Print      
Robotics nonprofit to open shared workspace
Innovation District building to be able to house about 30 startups
IRobot CEO Colin Angle said a shared workspace can help the state ensure its “natural strengths’’ in the robotics field. (Matthew J. Lee/Globe staff)
By Scott Kirsner
Globe Correspondent

Entrepreneurs and engineers designing new kinds of robots will soon have a home in Boston — fittingly, in an industrial corner of the neighborhood often called the Innovation District.

MassRobotics, a nonprofit formed in 2014 to support the state’s robotics industry, plans to open a new shared startup space on Channel Street in South Boston this month, with the official opening set for Feb. 9.

The MassRobotics space, at about 15,000 square feet, will be able to house roughly 30 companies, said executive director Tom Ryden, a former sales and marketing executive at Bedford-based iRobot Corp. “We think we’ll have it mostly full by the time we open,’’ Ryden said, noting that the list of companies interested in moving in has at times surpassed 40.

Most companies, he added, will have fewer than 15 employees, and will have access to office space, laboratory benches, and communal equipment like computer-controlled lathes, 3-D printers, and laser cutters. The equipment will enable companies to produce their own parts and prototypes on-site, Ryden says.
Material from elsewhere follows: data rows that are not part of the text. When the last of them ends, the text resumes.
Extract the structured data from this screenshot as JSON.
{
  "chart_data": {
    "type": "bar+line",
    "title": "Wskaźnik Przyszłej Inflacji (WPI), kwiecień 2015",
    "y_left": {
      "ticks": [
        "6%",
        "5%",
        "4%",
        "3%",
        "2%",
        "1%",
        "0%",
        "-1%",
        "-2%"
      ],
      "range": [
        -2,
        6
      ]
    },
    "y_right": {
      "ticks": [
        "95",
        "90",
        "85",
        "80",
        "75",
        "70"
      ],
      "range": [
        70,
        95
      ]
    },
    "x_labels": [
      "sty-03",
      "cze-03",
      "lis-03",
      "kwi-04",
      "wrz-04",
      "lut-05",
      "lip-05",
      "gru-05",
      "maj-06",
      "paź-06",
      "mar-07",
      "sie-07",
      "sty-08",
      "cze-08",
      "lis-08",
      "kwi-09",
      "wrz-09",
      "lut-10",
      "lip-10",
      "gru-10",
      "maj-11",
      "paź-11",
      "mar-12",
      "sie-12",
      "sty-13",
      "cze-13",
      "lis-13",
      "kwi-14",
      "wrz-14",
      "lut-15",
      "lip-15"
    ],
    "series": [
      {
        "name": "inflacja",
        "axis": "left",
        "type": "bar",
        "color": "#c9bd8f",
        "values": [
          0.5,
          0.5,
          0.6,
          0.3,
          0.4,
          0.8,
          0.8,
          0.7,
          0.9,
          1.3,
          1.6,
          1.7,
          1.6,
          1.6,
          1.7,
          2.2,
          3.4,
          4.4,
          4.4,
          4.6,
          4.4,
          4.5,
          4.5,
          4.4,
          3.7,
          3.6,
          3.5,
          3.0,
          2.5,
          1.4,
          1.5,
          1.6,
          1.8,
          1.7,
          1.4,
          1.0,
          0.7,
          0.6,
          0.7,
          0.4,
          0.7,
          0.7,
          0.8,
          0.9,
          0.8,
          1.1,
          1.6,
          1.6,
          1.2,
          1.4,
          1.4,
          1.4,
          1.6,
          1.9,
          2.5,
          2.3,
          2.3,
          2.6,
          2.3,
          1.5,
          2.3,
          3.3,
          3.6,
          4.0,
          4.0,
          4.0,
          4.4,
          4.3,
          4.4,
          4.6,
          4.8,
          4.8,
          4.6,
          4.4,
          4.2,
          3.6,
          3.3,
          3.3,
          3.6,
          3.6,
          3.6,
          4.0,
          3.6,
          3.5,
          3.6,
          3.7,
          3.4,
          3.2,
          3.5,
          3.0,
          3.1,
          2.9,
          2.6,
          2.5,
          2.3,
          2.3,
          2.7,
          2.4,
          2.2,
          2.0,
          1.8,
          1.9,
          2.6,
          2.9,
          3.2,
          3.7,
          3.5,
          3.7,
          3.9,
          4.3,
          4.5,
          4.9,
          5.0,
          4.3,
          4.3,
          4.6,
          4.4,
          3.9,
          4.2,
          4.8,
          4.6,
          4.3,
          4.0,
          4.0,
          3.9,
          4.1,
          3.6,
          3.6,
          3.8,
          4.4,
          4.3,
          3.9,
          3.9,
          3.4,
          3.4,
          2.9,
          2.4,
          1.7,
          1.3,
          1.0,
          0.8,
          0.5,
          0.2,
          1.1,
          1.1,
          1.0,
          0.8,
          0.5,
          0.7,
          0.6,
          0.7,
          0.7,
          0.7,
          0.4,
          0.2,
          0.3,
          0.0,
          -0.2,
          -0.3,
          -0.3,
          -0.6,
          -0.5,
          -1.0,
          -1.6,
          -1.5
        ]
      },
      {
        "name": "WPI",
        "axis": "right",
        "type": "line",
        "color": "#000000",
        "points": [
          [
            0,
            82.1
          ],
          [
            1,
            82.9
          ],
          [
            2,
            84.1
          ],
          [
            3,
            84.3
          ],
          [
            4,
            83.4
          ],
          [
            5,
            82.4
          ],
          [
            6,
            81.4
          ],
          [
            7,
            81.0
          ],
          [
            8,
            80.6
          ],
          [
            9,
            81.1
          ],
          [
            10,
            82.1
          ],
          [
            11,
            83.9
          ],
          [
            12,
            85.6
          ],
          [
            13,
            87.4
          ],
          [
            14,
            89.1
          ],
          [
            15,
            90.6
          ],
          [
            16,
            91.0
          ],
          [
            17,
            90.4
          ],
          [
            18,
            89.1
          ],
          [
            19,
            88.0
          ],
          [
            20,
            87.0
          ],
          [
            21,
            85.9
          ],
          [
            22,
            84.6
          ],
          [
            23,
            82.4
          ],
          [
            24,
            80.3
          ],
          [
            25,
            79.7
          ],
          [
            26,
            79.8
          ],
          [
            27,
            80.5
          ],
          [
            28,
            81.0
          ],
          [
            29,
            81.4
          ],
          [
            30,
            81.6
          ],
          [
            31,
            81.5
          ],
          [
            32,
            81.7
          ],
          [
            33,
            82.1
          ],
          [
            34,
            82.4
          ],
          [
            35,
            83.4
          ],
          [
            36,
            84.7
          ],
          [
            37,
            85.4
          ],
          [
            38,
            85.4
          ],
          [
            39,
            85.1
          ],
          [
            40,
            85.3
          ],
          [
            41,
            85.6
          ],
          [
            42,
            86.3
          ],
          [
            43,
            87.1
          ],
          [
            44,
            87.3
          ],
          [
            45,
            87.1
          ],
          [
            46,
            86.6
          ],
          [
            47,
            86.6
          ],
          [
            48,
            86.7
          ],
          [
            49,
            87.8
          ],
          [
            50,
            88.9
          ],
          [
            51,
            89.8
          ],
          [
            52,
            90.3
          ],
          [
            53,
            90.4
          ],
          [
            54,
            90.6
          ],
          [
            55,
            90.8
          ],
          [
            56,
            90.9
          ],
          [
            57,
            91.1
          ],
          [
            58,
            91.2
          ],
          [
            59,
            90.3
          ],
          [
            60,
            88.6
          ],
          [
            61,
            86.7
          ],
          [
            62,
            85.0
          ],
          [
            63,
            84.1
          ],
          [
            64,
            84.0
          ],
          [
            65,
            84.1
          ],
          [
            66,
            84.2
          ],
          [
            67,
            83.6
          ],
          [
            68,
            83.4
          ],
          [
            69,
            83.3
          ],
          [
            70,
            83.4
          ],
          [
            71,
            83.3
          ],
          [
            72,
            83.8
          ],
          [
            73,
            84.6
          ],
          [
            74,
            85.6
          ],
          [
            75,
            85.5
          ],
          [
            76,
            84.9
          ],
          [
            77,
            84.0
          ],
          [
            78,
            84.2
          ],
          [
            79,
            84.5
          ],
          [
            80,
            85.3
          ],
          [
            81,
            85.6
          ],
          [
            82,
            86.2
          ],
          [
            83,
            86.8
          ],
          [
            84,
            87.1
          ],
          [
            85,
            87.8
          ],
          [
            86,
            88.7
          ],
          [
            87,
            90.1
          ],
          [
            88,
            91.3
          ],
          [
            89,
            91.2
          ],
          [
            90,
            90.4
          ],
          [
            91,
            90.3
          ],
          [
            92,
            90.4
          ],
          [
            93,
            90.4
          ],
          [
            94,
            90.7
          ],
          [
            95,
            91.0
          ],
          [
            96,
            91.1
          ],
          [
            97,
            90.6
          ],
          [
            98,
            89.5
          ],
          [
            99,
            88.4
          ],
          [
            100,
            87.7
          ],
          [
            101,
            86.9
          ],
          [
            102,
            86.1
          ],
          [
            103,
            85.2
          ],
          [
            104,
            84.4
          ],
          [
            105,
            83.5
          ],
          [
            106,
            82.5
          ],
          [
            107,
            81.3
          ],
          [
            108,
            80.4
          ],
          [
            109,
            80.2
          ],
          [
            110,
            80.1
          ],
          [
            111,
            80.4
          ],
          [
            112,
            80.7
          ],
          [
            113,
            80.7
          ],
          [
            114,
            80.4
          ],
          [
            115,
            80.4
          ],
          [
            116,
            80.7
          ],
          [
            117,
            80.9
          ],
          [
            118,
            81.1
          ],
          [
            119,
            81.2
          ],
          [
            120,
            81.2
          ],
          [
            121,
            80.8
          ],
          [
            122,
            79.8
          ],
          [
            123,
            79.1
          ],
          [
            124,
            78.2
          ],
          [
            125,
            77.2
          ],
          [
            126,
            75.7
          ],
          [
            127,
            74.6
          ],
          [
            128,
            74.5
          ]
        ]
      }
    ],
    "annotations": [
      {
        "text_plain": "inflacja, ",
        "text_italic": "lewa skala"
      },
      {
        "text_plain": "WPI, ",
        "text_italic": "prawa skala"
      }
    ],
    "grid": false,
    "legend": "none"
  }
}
Among the tenants planning to move in to the space are a startup making drones for farmers, American Robotics, and a firm that makes investments in robotics startups, according to Ryden.

Daniel Theobald, chief executive of Vecna, a robot developer in Cambridge, said that MassRobotics will help “increase collaboration between industry, investors, and engineers, ensuring that we are solving the right problems with robotics.’’ Theobald was one of the initial catalysts behind the organization, and serves on the MassRobotics board.

IRobot CEO Colin Angle said that the robotics industry “is still in its infancy,’’ and that a shared workspace for fledgling businesses can help ensure that Massachusetts “exploits its current leadership and natural strengths’’ in the robotics field.

Two big questions for MassRobotics, said industry analyst Dan Kara, are how much demand there will be from startups seeking office space, and whether it will attract businesses from outside Boston. “To some extent, this is uncharted waters,’’ he said. But Kara added that robotics startups often need access to expensive prototyping and testing equipment. On that ­dimension, MassRobotics “could help companies overcome one of the major hurdles to becoming a sustainable ­entity.’’ Kara is the robotics practice ­director at ABI Research, a market ­research firm.

Though the building MassRobotics will occupy is owned by the City of Boston, Ryden said that the money for the space came from corporate ­sponsors, rather than the city or the state. There’s room for an eventual ­expansion to another floor, Ryden said, but that would require additional funding. “We already know that we’re going to outgrow this initial space.’’

The MassRobotics building is in the same neighborhood where nuTonomy, a Cambridge startup, obtained permission to begin testing driverless cars this month.